After evaluating the nanopillar chip's performance in terms of specificity, we further investigated its capability to monitor neuroinflammation using brain specific sEVs in vivo in a rat controlled cortical impact (CCI) model. CCI injury was induced after craniotomy using a pneumatically driven impactor, which we have described in detail previously.^[37] For sham rats, craniotomy was performed without delivering an impact, serving as a surgical control to assess the effects of the procedure itself on circulating sEVs levels. Blood samples were collected at specific time points post-injury to capture both acute changes immediately after injury, and chronic alterations in circulating sEVs levels over time. Utilizing this approach, we investigated whether our SERS-based nanopillar chip allowed specific detection of ATP1B2- and EAAT2-positive sEVs in circulation. We performed SEC on rat plasma to separate sEVs from free proteins and captured ATP1B2 and EAAT2 positive sEVs on our nanopillar chip. To quantify the number of brain specific sEVs and neuroinflammation, we measured the number of sEVs positive for ATP1B2, EAAT2, and the cytokine CCL2. We observed significant increases in circulating sEVs positive for ATP1B2 and EAAT2 after CCI injury that were sustained for 60 days post-injury (Figure 4).
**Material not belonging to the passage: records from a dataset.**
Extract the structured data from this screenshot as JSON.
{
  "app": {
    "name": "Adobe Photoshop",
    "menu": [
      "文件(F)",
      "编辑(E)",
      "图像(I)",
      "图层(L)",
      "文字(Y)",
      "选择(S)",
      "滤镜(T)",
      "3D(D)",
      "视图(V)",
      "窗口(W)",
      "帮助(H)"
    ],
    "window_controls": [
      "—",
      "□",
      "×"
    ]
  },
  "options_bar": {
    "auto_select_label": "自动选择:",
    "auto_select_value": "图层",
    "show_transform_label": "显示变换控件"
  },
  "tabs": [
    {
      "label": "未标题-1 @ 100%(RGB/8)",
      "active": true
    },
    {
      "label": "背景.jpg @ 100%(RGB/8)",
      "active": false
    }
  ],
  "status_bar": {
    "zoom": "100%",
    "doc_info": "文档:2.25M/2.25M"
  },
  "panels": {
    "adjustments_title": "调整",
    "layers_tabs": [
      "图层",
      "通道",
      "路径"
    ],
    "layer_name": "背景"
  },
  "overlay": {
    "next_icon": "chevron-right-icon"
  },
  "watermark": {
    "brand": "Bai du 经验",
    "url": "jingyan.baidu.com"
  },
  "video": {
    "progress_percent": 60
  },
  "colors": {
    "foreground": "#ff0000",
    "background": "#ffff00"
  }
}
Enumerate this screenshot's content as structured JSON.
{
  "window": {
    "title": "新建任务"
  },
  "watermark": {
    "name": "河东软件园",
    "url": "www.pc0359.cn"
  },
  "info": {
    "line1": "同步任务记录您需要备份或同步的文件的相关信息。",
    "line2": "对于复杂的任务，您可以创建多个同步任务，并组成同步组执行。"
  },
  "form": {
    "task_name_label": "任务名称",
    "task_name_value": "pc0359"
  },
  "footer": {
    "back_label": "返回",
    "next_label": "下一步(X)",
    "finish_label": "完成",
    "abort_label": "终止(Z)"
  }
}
This suggests not only acute changes but also chronic alterations in sEVs release from the brain in response to a TBI. We also observed chronic TBI induced neuroinflammation with a sustained elevation of CCL2 positive sEVs from the brain post CCI injury compared to sham controls. Severe TBI often results in prolonged neuroinflammation,^[15] marked by the sustained activation of microglia and astrocytes. This persistent inflammatory state is associated with the release of pro-inflammatory cytokines, such as CCL2, which can exacerbate neuronal damage and potentially drive chronic neurodegenerative processes following TBI. Our platform offers a novel and efficient approach to monitor these inflammatory changes, providing critical insights into the progression of neuroinflammation and its impact on recovery over time.
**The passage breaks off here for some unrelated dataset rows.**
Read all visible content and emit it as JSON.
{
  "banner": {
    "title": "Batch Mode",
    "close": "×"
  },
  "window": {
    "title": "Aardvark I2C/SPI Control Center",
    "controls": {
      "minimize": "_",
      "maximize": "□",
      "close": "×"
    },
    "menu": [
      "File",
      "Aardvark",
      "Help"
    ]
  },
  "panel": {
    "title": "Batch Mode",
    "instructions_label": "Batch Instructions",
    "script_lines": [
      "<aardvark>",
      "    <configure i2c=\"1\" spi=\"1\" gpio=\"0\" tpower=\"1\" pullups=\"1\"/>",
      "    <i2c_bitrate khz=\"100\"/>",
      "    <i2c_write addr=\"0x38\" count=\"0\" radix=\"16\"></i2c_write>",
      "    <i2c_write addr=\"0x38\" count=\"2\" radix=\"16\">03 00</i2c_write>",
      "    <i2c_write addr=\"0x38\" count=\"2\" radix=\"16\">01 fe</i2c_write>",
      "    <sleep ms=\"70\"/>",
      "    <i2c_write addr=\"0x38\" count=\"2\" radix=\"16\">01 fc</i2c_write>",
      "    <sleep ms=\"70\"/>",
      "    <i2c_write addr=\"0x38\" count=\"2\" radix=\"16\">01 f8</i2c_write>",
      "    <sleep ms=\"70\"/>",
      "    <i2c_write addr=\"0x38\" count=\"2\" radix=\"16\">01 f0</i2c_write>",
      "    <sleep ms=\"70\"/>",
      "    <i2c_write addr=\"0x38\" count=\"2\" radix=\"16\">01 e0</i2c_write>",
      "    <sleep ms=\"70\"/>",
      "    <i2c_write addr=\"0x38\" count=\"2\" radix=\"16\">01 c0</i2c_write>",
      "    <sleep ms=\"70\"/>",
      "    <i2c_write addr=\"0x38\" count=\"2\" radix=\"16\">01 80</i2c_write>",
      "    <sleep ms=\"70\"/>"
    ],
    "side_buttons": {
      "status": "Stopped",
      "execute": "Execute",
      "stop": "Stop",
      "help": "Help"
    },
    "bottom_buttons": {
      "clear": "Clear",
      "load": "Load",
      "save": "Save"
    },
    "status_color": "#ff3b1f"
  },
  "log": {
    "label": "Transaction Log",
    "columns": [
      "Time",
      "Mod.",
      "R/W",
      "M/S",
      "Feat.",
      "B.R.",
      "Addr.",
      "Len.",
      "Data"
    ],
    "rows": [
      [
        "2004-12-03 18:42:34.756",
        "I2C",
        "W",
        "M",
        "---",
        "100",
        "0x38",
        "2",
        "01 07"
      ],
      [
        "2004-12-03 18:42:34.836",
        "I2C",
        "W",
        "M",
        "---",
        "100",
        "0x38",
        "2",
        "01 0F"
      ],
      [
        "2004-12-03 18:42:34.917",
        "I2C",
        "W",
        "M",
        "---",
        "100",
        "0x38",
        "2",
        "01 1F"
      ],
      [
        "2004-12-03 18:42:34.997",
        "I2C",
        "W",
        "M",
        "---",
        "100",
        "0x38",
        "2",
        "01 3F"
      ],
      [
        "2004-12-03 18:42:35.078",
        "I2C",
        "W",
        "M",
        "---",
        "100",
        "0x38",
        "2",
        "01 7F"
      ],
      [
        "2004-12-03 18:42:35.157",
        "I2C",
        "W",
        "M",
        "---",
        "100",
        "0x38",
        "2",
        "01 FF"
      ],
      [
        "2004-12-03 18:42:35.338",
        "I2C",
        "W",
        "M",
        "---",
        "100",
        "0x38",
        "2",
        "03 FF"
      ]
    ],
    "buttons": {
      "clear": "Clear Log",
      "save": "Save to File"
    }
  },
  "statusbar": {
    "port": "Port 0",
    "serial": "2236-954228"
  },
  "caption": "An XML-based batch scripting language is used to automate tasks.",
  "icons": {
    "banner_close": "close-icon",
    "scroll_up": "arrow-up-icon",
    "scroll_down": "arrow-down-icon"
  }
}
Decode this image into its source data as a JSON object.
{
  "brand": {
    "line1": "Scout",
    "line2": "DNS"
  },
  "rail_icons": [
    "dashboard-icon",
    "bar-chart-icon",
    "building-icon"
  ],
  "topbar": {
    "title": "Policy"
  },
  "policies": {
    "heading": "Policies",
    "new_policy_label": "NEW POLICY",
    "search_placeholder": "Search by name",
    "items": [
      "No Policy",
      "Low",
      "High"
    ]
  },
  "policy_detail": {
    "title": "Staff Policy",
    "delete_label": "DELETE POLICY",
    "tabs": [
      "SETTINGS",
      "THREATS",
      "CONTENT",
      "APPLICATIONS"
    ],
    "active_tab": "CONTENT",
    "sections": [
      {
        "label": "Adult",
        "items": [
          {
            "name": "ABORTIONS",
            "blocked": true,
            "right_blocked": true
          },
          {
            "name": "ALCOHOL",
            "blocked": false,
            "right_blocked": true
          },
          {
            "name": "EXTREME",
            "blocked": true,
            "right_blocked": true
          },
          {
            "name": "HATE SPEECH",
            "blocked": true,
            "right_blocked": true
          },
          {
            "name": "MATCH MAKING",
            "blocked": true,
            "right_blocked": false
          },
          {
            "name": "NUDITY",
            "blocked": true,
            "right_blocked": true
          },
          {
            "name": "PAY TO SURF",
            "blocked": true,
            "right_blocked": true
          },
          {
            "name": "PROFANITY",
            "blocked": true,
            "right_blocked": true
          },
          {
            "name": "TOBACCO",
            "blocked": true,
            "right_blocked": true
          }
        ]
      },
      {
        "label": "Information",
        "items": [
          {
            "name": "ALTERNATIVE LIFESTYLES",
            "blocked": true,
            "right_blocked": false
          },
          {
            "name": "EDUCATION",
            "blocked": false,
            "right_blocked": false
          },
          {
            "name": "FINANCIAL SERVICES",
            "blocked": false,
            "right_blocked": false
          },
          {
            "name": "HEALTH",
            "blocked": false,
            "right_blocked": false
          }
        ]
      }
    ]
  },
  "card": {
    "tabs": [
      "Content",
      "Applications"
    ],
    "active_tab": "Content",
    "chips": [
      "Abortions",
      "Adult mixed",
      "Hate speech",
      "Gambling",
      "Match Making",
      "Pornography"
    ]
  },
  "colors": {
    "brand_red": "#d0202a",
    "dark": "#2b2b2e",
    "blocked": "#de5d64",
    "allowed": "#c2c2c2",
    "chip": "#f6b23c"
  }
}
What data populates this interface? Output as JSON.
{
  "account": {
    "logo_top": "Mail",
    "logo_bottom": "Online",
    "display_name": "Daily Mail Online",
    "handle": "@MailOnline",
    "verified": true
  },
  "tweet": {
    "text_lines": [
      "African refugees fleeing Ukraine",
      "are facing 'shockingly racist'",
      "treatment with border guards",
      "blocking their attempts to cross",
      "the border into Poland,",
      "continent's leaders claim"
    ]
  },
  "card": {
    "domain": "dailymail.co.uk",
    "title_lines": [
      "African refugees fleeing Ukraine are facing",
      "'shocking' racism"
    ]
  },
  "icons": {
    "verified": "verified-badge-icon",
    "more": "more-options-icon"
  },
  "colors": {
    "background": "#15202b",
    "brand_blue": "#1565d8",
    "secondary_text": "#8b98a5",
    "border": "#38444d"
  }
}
3.5 Profiling Brain sEVs Abundance and Neuroinflammation in Human Clinical Samples

To determine the diagnostic capability of our nanopillar chip for detecting a TBI, we investigated the accuracy of our approach in distinguishing brain specific sEVs isolated from the plasma of healthy individuals (n = 15) and TBI patients as determined by the GCS score (n = 26). Total circulating sEVs derived from patients with a TBI exhibited significant elevation of brain specific sEVs compared to healthy controls (Figure 5A,B). Furthermore, brain-specific sEVs in patients with a TBI had significantly elevated levels of CCL2, supporting the notion that we can directly profile inflammation originating in the brain (Figure 5A,B), and not generalized inflammatory responses from infection or other injuries. Receiver operating characteristic (ROC) curves were used to evaluate the diagnostic capability of our chip for detecting TBI. As shown in Figure 5C, ATP1B2, EAAT2, and CCL2 had area under the ROC curve (AUC) values of 0.987, 1, 0.9897, respectively, reflecting a highly accurate diagnostic capability. These findings demonstrated that our nanopillar chip can identify TBI patients and neuroinflammation with a high degree of accuracy by profiling brain-specific sEVs. Although in a CCI model we demonstrated the longitudinal course of TBI-induced neuroinflammation, future work tracking neuroinflammatory recovery in clinical samples will be essential for extending the translational value of sEV-based biomarkers.